Over the years, however, women and men have started making more jokes about big breasted men. Big breats on men generally result from either too much muscle or too much fat. I have, I think, mentioned Seinfeld and the joke about the man bra. Yet, as Scott Metzger's cartoon illustrates, it remains unacceptable for women to go around topless in public while it's okay for men of any sized breasts to do so.

It really doesn't matter if you want to call men's breasts pecs; they're the same thing (just ask a doctor if you doubt me; or, better, read the medical articles about men's breast cancer[1]). The point is that we women are also sexual creatures, so we also get turned on by men's exposed torsos - just as men get turned on by ours. (Gay men, of course, get turned on by men's chests.) The difference is that we're normalized to want to hide our breasts; in fact, there are criminal law that proscribe our doing so.

But what's really different about women's and men's breasts? I'm talking about the outer structures of men's and women's breasts. We all have curves and nipples, though ours might be softer - but men's breasts get softer (and saggier) the larger they are. More, we're encouraged to get mammograms, while men aren't - and that's why when men get breast cancer, their survival rate is significantly lower (because they don't get to a doctor typically until they're in the advanced stages)[1].

Of course, men's and women's fecundities are different, as they serve different purposes. So why: Continue covering up our torsos? Accept our being oversexualized compared to men? Ignore our own sexualities which includes desiring after a man's body? Refuse to be ashamed of our bodies?

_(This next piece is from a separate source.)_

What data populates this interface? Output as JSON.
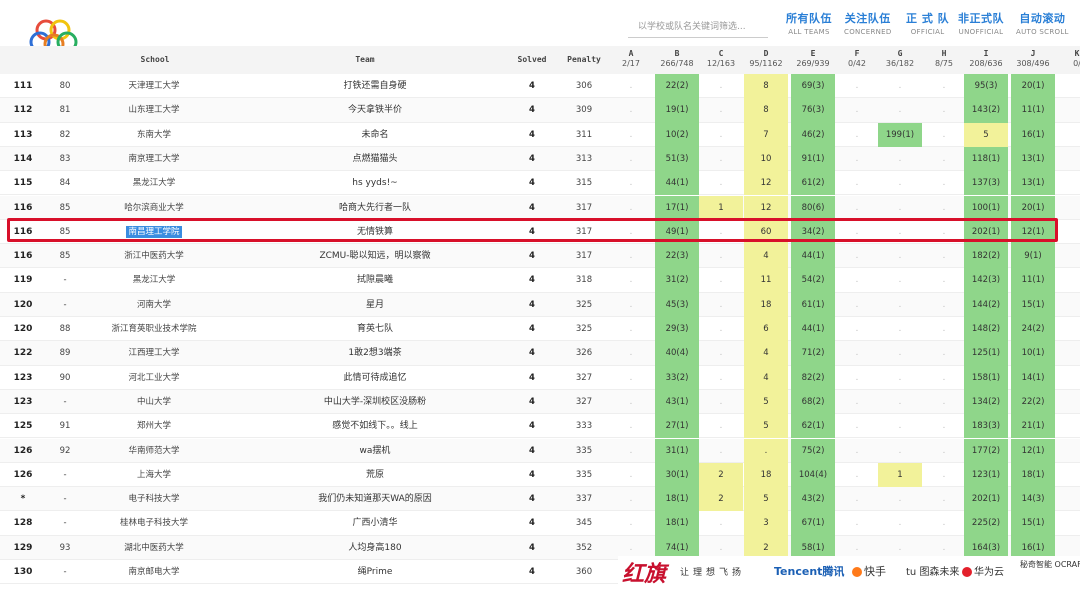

Oh yes, I plan to return to this topic! It's just not often I find an illustration that clearly expresses what I'm thinking! So thanks again, Scott Metzger, for your permission to include your cartoon here!



[1] Many years ago I volunteered for the American Red Cross - Greater Houston Area Chapter. It was doing research for the Protect Your Back Program that I did a lot of readings at the Texas Medical Center libraries; it was there that I chanced on an article on men's breast cancer, then followed up by reading other  case histories (because I was excited to find out about something I couldn't have imagined before then).